10月13日(土) 広島市中区加古町にあるJMSアステールプラザ大ホールで広島オペラアンサンブル第43回公演オペラ「メフィストーフェレ」を観た。

JMSアステールプラザ大ホールで、広島オペラアンサンブル第43回公演オペラ「メフィストーフェレ」を観た。


作曲:アッリーゴ・ボーイト

原作:ゲーテ「ファウスト」

音楽監督・指揮:齋城英樹

演出:アンダ・タバカル・ホジェア

メフィストーフェレ:マルチェル・ロスカ

ファウスト:松本敏雄

マルゲリータ:加島裕美

エレナ:久保幸代


グノーのオペラ「ファウスト」は知っているが、このファウストは知らなかった。アッリーゴ・ボーイトは、ヴェルディの「オテロ」や「ファルスタッフ」の台本作家らしいが、作曲もしていたらしい。


物語はプロローグから始まって第1幕から第3幕までは原作の第1部が使われ、第4幕とエピローグは第2部が使われている。長大な物語をオペラで演じるには、三時間ではとても足りないだろう。グノーの「ファウスト」は第1部だけで構成されているから、物語としてみればすっきりしている。しかし天に召されるファウストが描かれなければ、この物語は完結しない。こういう形も当然の結果かもしれない。


この日は自由席で、観客は少なく、二階席は封鎖されていた。そのおかげで最前列の真ん中に座ることはできたが、寂しいものだ。せっかくルーマニアから演出家と歌い手が来ているのに。

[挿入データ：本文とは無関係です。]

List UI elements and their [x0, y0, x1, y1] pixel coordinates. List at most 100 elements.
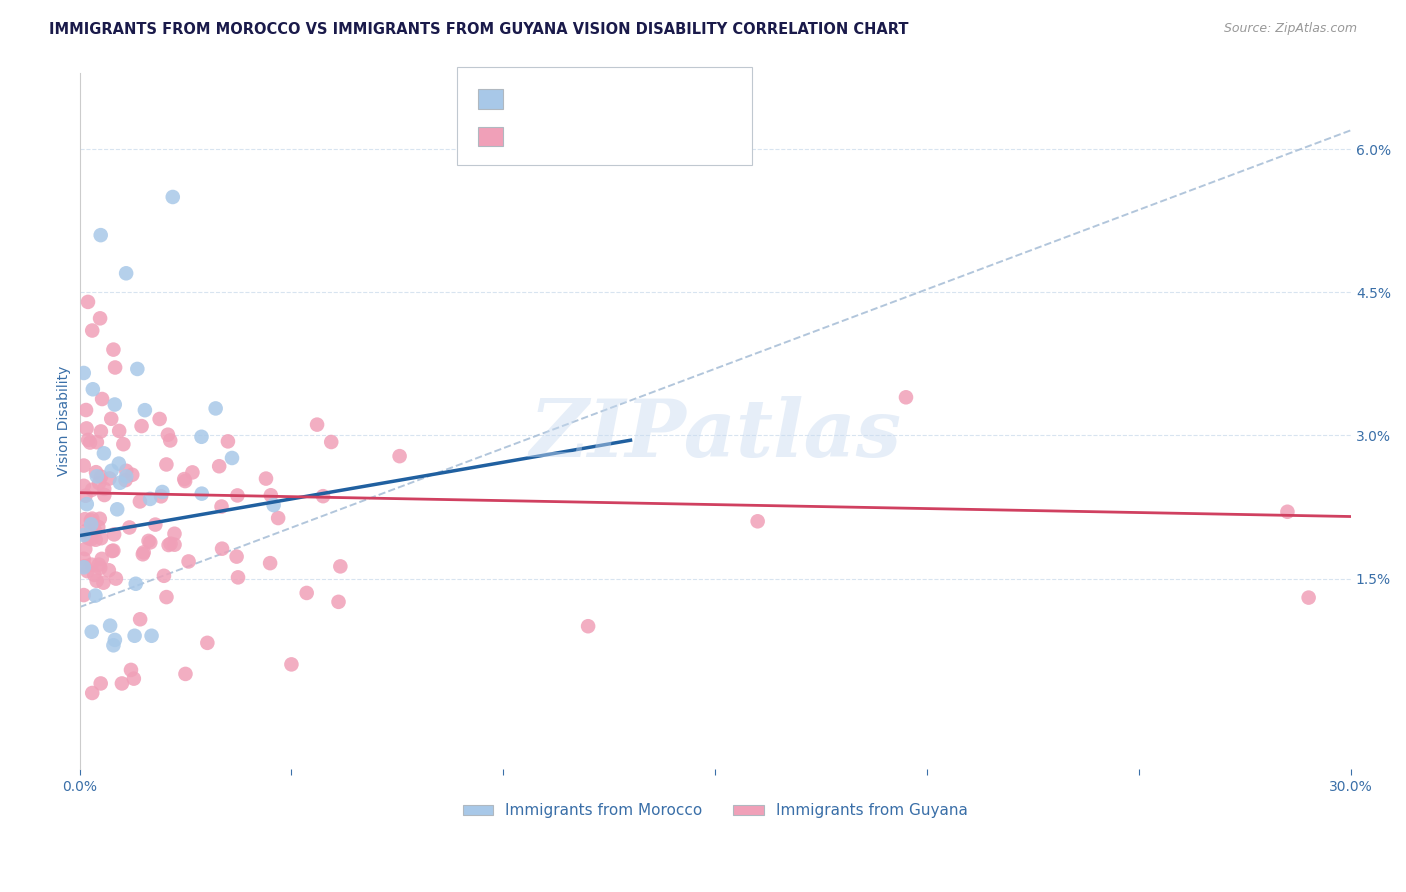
Point [104, 572, 127, 586]
Point [259, 556, 281, 570]
Point [125, 576, 148, 591]
Point [226, 570, 249, 584]
Point [747, 514, 769, 528]
Point [84, 589, 107, 603]
Point [204, 401, 226, 416]
Point [100, 464, 122, 478]
Point [90, 552, 112, 566]
Point [75, 489, 97, 503]
Point [115, 266, 138, 280]
Text: Source: ZipAtlas.com: Source: ZipAtlas.com [1223, 22, 1357, 36]
Point [93, 446, 115, 460]
Point [162, 190, 184, 204]
Point [86, 435, 108, 450]
Point [139, 491, 162, 506]
Point [93, 575, 115, 590]
Point [80, 532, 103, 546]
Point [83, 523, 105, 537]
Point [103, 543, 125, 558]
Point [312, 489, 335, 503]
Point [84, 533, 107, 547]
Point [87, 558, 110, 572]
Point [87, 475, 110, 490]
Text: R =  0.177   N =  34: R = 0.177 N = 34 [513, 90, 696, 104]
Point [83, 567, 105, 582]
Point [104, 397, 127, 411]
Point [100, 411, 122, 425]
Point [86, 469, 108, 483]
Point [82, 382, 104, 396]
Point [155, 590, 177, 604]
Point [221, 450, 243, 465]
Point [77, 531, 100, 545]
Point [73, 588, 96, 602]
Point [174, 474, 197, 488]
Point [121, 467, 143, 482]
Point [118, 520, 141, 534]
Point [73, 560, 96, 574]
Point [127, 362, 149, 376]
Point [76, 564, 98, 578]
Point [138, 533, 160, 548]
Point [134, 403, 156, 417]
Point [97, 563, 120, 577]
Point [153, 569, 176, 583]
Point [75, 403, 97, 417]
Point [108, 457, 131, 471]
Point [111, 676, 134, 690]
Point [104, 632, 127, 647]
Point [90, 469, 112, 483]
Point [80, 513, 103, 527]
Point [104, 360, 127, 375]
Point [260, 488, 283, 502]
Legend: Immigrants from Morocco, Immigrants from Guyana: Immigrants from Morocco, Immigrants from… [457, 797, 974, 824]
Y-axis label: Vision Disability: Vision Disability [58, 366, 72, 476]
Point [149, 412, 172, 426]
Point [101, 544, 124, 558]
Point [163, 538, 186, 552]
Point [141, 629, 163, 643]
Point [105, 502, 128, 516]
Point [98, 618, 121, 632]
Point [173, 472, 195, 486]
Point [73, 366, 96, 380]
Point [177, 554, 200, 568]
Point [115, 464, 138, 478]
Point [894, 390, 917, 404]
Point [263, 498, 285, 512]
Point [90, 228, 112, 243]
Point [174, 667, 197, 681]
Point [79, 435, 101, 450]
Point [75, 542, 97, 557]
Point [208, 459, 231, 474]
Point [89, 512, 111, 526]
Point [124, 629, 146, 643]
Text: ZIPatlas: ZIPatlas [529, 396, 901, 474]
Point [82, 686, 104, 700]
Point [87, 520, 110, 534]
Point [181, 466, 204, 480]
Point [86, 574, 108, 588]
Point [1277, 505, 1299, 519]
Point [84, 465, 107, 479]
Point [73, 524, 96, 539]
Text: IMMIGRANTS FROM MOROCCO VS IMMIGRANTS FROM GUYANA VISION DISABILITY CORRELATION : IMMIGRANTS FROM MOROCCO VS IMMIGRANTS FR… [49, 22, 908, 37]
Point [129, 612, 152, 626]
Point [132, 545, 155, 559]
Point [321, 435, 343, 450]
Point [576, 619, 599, 633]
Point [73, 458, 96, 473]
Point [159, 434, 181, 448]
Point [131, 419, 153, 434]
Point [217, 434, 239, 449]
Point [225, 549, 247, 564]
Point [93, 488, 115, 502]
Point [91, 392, 114, 406]
Point [295, 586, 318, 600]
Point [267, 511, 290, 525]
Point [139, 535, 162, 549]
Point [82, 511, 104, 525]
Point [328, 595, 350, 609]
Point [89, 561, 111, 575]
Point [103, 527, 125, 541]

すぐにイタリア語が気になった。ドイツ語で台詞を聴きたかったが、作品自体が素晴らしければ大した問題ではないだろう。


メフィストーフェレ役のマルチェル・ロスカさんが際立っていた。豊富な声量の野太い声に、迫力のある体躯と、諧謔さに不気味さが加わった演技は、圧倒的な存在感で観衆の注視を一人占めしていた。原作からのイメージを容易にリンクさせることができて、メフィストーフェレらしいふてぶてしい世話好きの姿が素晴らしかった。

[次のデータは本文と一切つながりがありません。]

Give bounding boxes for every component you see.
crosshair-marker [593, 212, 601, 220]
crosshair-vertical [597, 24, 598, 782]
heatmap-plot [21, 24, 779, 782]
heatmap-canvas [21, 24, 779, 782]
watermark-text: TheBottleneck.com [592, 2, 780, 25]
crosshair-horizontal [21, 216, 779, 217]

松本さんのファウストは、隣に巨大な役者がいたせいで、声量、演技の幅が足りなかった。苦悩と、私欲、迷妄が足りず、やや冷静で落ち着き払った若年のファウストだったが、エピローグでの死に際は見ものだった。


マルゲリータの加島さん、エレナの久保さんは、どちらも表情豊かに、感情込めて歌われていて、響いてくるものが確かにあった。どの女性も情感が豊かだと感心してしまった。


なにより良かったのが演出だろう。メフィストーフェレに付きまとう二人の踊り子は、目だけを黒いマスクで覆い、黒い衣装に、赤い布を火として踊らせて、口元はメフィストーフェレの思惑を表すかのように笑みで溢れていた。神性の象徴である白い踊り手達も舞台を鮮やかに飾り、停滞することなく、華やかに演出されていた。

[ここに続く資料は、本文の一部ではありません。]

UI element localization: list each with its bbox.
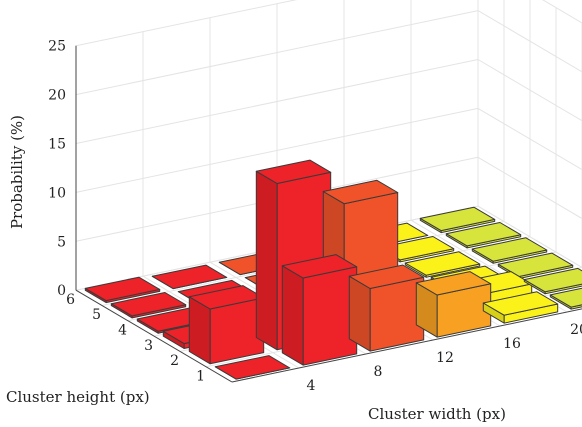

装置は左右に2つの階段が配置され、背後にはそびえる大きな角柱があり、高さを使うことで神の存在がより意識され、白い装束に白いマスクをつけた子どもたちを含めた大勢がゆっくりと歩いてくるのは、少し前に観た「イドメネオ」の演出と似た神の啓示だった。


音楽はどこかで聴いたことのある作曲家の個性が散らばっているようだった。第2幕の2場のワルプルギスの夜が最も引き込まれた。魔を感じさせる紫と、血のような赤い照明の使い方がとても魅力的だった。


最前列にいたおかげでより楽しめた。両隣の席は誰もいなかったので、正直嬉しかったが、勿体ないとも思った。


「イドメネオ」は観客が大勢いたのに。たしかにイドメネオのほうが全体として質はより高いものはあったが、この演出とマルチェル・ロスカさんは見逃せないものだろう。


もっと広島でオペラが盛り上がればいいのに。拍手の量が少なくて、寂しい限りだ。